For the work sample, you may submit published work, unpublished work, or work in progress. Do not indicate whether or not the material has been published.
The work sample must be COMPLETELY free of your name, initials, address, or any other marks that could identify you, personally. I can't stress that enough. It would be terrible for you to get through the application process only to find out you put in a character that refers to you by last name or your first name in some form in one line or in the title of your otherwise great sample. If your name appears in your manuscript or in your header, your application will be deemed ineligible.
The sample needs to be labeled to indicate title and genre(s) of the sample. At the top of every page, include the page number in the upper right corner and state the title of the manuscript. In the top right corner of the first page, state whether it is complete or an excerpt. This information should remain within the required one-inch margin.
Use a 12 point font and margins of at least one inch at the top, bottom, and sides of all pages. No matter how great your work sample is, this isn't the time to get cute with your formatting or trying to skirt the rules, hoping for an exception.
Do not submit more than the maximum number of pages that are allowed; excess pages will be removed and not reviewed.
Do not create PDFs of your electronic documents by scanning.
I have my own personal and unofficial opinions on what types of writing I suspect will be good to include in a work sample that would be competitive, but I’ve only received a Fellowship in Literature in poetry, and the principles may be somewhat different in that field. Obviously, use your very best grammar, punctuation and style, however. And try not to sound like a blitzed-out Charlie Manson rewriting a William S. Burroughs biography by Snooki, amusing as it might be to you.

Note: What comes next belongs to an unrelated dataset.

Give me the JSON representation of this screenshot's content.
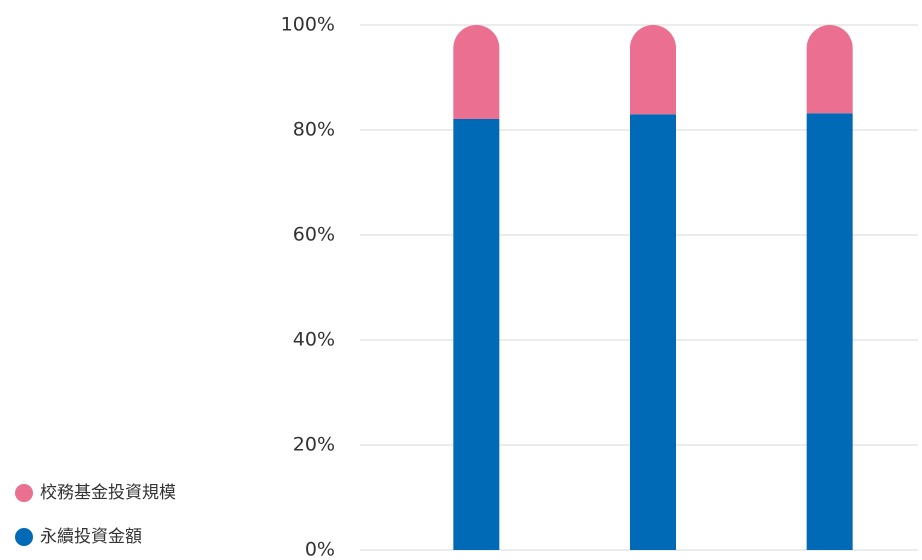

Historically, the judges will be reviewing well over 300 manuscripts each, among 1,800 to 2,000+ in any given year. They can only move forward a very small number of candidates among the great writers who've submitted work. So you're going to want to do your best to reduce the barriers to them passing over your work. To do that, you'll need to submit a work sample that's clear, distinctive, compelling. It should be good throughout the entire manuscript, but I would advise sending in tightly edited pieces. I personally would not send in stories that meander for six pages before getting to the heart of the plot, or works that assume the reader has an encyclopedic familiarity with particular minutiae. But your mileage may vary.